310 Empezó por narrarle cómo venciera á los cícones; y le fué refiriendo su llegada al fértil país de los lotófagos; cuanto hizo el Ciclope y cómo él tomó venganza de que le hubiese devorado despiadadamente los fuertes compañeros; cómo pasó á la isla de Éolo, quien le acogió benévolo hasta que vino la hora de despedirle, pero el hado no había dispuesto que el héroe tornara aún á la patria y una tempestad lo arrebató nuevamente y lo llevó por el ponto, abundante en peces, mientras daba profundos suspiros; y cómo desde allí aportó á Telépilo, la ciudad de los lestrigones, que le destruyeron los bajeles y le mataron todos los compañeros, de hermosas grebas, escapando tan sólo Ulises en su negra nave. Describióle también los engaños y múltiples astucias de Circe; y explicóle luego cómo había ido en su nave de muchos bancos á la lóbrega morada de Plutón para consultar al alma del tebano Tiresias, y cómo pudo ver allí á todos sus compañeros y á la madre que lo dió á luz y que lo crió en su infancia; cómo oyó más tarde el cantar de las Sirenas, de voz sonora; cómo pasó por las peñas Erráticas, por la horrenda Caribdis y por la roca de Escila, de la cual nunca pudieron los hombres escapar indemnes; cómo sus compañeros mataron las vacas del Sol; cómo el altitonante Júpiter hirió la velera nave con el ardiente rayo, habiendo perecido todos sus esforzados compañeros y librádose él de la perniciosa muerte; cómo llegó á la isla Ogigia y á la ninfa Calipso, la cual le retuvo en huecas grutas, deseosa de tomarle por marido, le alimentó y le dijo repetidas veces que le haría inmortal y le eximiría perpetuamente de la senectud, sin que jamás consiguiera llevarle la persuasión al ánimo; y cómo, padeciendo muchas fatigas, arribó á los feacios, quienes le honraron cordialmente, cual si fuese un numen, y lo condujeron en una nave á la patria tierra, después de regalarle bronce, oro en abundancia y vestidos. Tal fué lo postrero que mencionó, cuando ya le vencía el dulce sueño, que relaja los miembros y deja el ánimo libre de inquietudes.
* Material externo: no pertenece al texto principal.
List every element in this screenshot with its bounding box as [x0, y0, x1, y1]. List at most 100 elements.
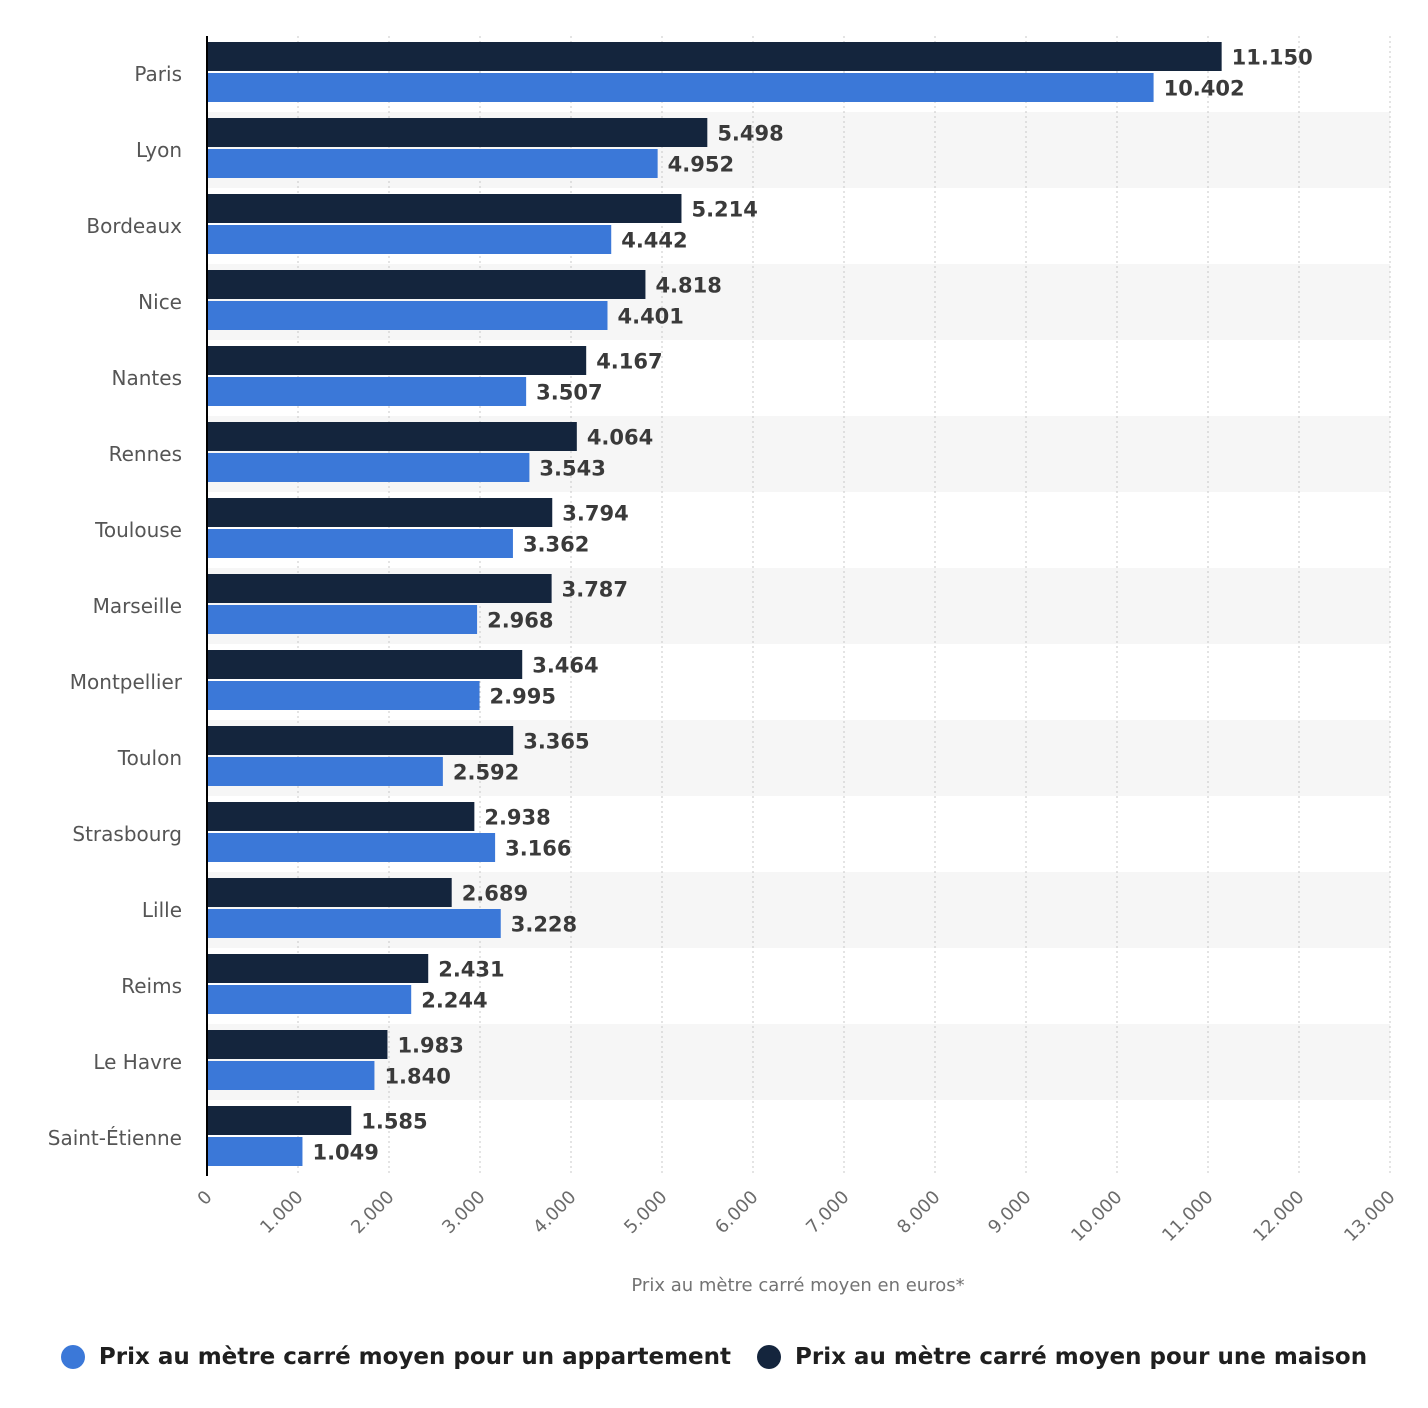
data-label: 10.402	[1164, 77, 1245, 101]
y-tick-label: Marseille	[93, 594, 182, 618]
data-label: 2.244	[421, 989, 487, 1013]
legend-item-appartement[interactable]: Prix au mètre carré moyen pour un appart…	[60, 1344, 731, 1370]
x-tick-label: 8.000	[893, 1187, 944, 1238]
x-tick-label: 6.000	[711, 1187, 762, 1238]
bar-appartement	[207, 529, 513, 558]
x-tick-label: 7.000	[802, 1187, 853, 1238]
x-tick-label: 0	[194, 1187, 217, 1210]
data-label: 4.818	[655, 274, 721, 298]
legend-marker	[60, 1345, 85, 1369]
bar-maison	[207, 954, 429, 983]
data-label: 3.787	[562, 578, 628, 602]
y-tick-label: Le Havre	[93, 1050, 182, 1074]
data-label: 2.592	[453, 761, 519, 785]
bar-maison	[207, 1106, 352, 1135]
legend-marker	[757, 1345, 781, 1369]
x-tick-label: 10.000	[1067, 1187, 1126, 1246]
data-label: 11.150	[1232, 46, 1313, 70]
bar-maison	[207, 346, 587, 375]
y-tick-label: Reims	[121, 974, 182, 998]
bar-appartement	[207, 301, 608, 330]
x-tick-label: 4.000	[529, 1187, 580, 1238]
x-tick-label: 12.000	[1249, 1187, 1308, 1246]
y-tick-label: Rennes	[109, 442, 182, 466]
data-label: 1.585	[361, 1110, 427, 1134]
bar-maison	[207, 574, 552, 603]
y-tick-label: Montpellier	[70, 670, 183, 694]
legend-label: Prix au mètre carré moyen pour une maiso…	[795, 1344, 1368, 1370]
bar-appartement	[207, 1137, 303, 1166]
bar-appartement	[207, 909, 501, 938]
bar-maison	[207, 118, 708, 147]
x-axis-title: Prix au mètre carré moyen en euros*	[631, 1275, 964, 1296]
data-label: 2.431	[438, 958, 504, 982]
bar-appartement	[207, 225, 612, 254]
data-label: 4.442	[621, 229, 687, 253]
data-label: 3.166	[505, 837, 571, 861]
legend-label: Prix au mètre carré moyen pour un appart…	[98, 1344, 731, 1370]
bar-maison	[207, 270, 646, 299]
data-label: 3.507	[536, 381, 602, 405]
data-label: 1.983	[397, 1034, 463, 1058]
bar-maison	[207, 726, 514, 755]
bar-appartement	[207, 985, 412, 1014]
y-tick-label: Lille	[142, 898, 182, 922]
data-label: 3.362	[523, 533, 589, 557]
row-band	[207, 1024, 1390, 1100]
y-tick-label: Lyon	[136, 138, 182, 162]
y-tick-label: Saint-Étienne	[48, 1126, 182, 1150]
bar-appartement	[207, 681, 480, 710]
bar-maison	[207, 1030, 388, 1059]
data-label: 2.968	[487, 609, 553, 633]
bar-appartement	[207, 377, 527, 406]
bar-appartement	[207, 453, 530, 482]
bar-maison	[207, 878, 452, 907]
data-label: 3.365	[523, 730, 589, 754]
y-tick-label: Toulon	[117, 746, 182, 770]
data-label: 4.952	[668, 153, 734, 177]
y-tick-label: Toulouse	[94, 518, 182, 542]
data-label: 4.401	[617, 305, 683, 329]
bar-maison	[207, 194, 682, 223]
x-tick-label: 2.000	[347, 1187, 398, 1238]
data-label: 4.167	[596, 350, 662, 374]
data-label: 2.995	[490, 685, 556, 709]
y-tick-label: Strasbourg	[72, 822, 182, 846]
bar-maison	[207, 42, 1222, 71]
x-tick-label: 1.000	[256, 1187, 307, 1238]
legend-item-maison[interactable]: Prix au mètre carré moyen pour une maiso…	[757, 1344, 1367, 1370]
data-label: 1.049	[312, 1141, 378, 1165]
data-label: 3.794	[562, 502, 628, 526]
bar-appartement	[207, 73, 1154, 102]
legend: Prix au mètre carré moyen pour un appart…	[0, 1344, 1428, 1370]
bar-appartement	[207, 757, 443, 786]
data-label: 2.938	[484, 806, 550, 830]
data-label: 3.464	[532, 654, 598, 678]
x-tick-label: 9.000	[984, 1187, 1035, 1238]
bar-maison	[207, 802, 475, 831]
x-tick-label: 11.000	[1158, 1187, 1217, 1246]
bar-appartement	[207, 605, 478, 634]
data-label: 4.064	[587, 426, 653, 450]
bar-appartement	[207, 149, 658, 178]
data-label: 5.214	[691, 198, 757, 222]
bar-maison	[207, 650, 523, 679]
bar-maison	[207, 498, 553, 527]
x-tick-label: 5.000	[620, 1187, 671, 1238]
data-label: 5.498	[717, 122, 783, 146]
data-label: 2.689	[462, 882, 528, 906]
bar-appartement	[207, 1061, 375, 1090]
y-tick-label: Bordeaux	[86, 214, 182, 238]
bar-maison	[207, 422, 577, 451]
data-label: 3.543	[539, 457, 605, 481]
data-label: 1.840	[384, 1065, 450, 1089]
y-tick-label: Paris	[134, 62, 182, 86]
bar-appartement	[207, 833, 496, 862]
y-tick-label: Nice	[138, 290, 182, 314]
data-label: 3.228	[511, 913, 577, 937]
x-tick-label: 3.000	[438, 1187, 489, 1238]
y-tick-label: Nantes	[112, 366, 182, 390]
x-tick-label: 13.000	[1340, 1187, 1399, 1246]
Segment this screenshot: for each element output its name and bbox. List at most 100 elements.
344 Luego Minerva, la deidad de los brillantes ojos, ordenó otra cosa. Tan pronto como le pareció que Ulises ya se habría recreado con su mujer y con el sueño, hizo que saliese del Océano la hija de la mañana, la de áureo trono, para que les trajera la luz á los humanos. Entonces se levantó Ulises del blando lecho y dirigió á su esposa las siguientes palabras:
350 «¡Mujer! Los dos hemos padecido muchos trabajos: tú aquí, llorando por mi vuelta tan abundante en fatigas; y yo sufriendo los infortunios que me enviaron Júpiter y los demás dioses para detenerme lejos de la patria cuando anhelaba volver á ella. Mas, ya que nos hemos reunido nuevamente en este deseado lecho, tú cuidarás de mis bienes en el palacio; y yo, para reponer el ganado que los soberbios pretendientes me devoraron, apresaré un gran número de reses y los aqueos me darán otras hasta que llenemos todos los establos. Ahora me iré al campo, lleno de árboles, á ver á mi padre que tan afligido se halla por mi ausencia; y á ti, oh mujer, aunque eres juiciosa, oye lo que te encomiendo: como al salir el sol se divulgará la noticia de que maté en el palacio á los pretendientes, vete á lo alto de la casa con tus siervas y quédate allí sin mirar á nadie ni preguntar cosa alguna.»
366 Dijo; cubrió sus hombros con la magnífica armadura y, haciendo levantar á Telémaco, al boyero y al porquerizo, les mandó que tomasen las marciales armas. Ellos no dejaron de obedecerle: armáronse todos con el bronce, abrieron la puerta y salieron de la casa, precedidos por Ulises. Ya la luz se esparcía por la tierra; pero cubriólos Minerva con obscura nube y los sacó de la ciudad muy prestamente.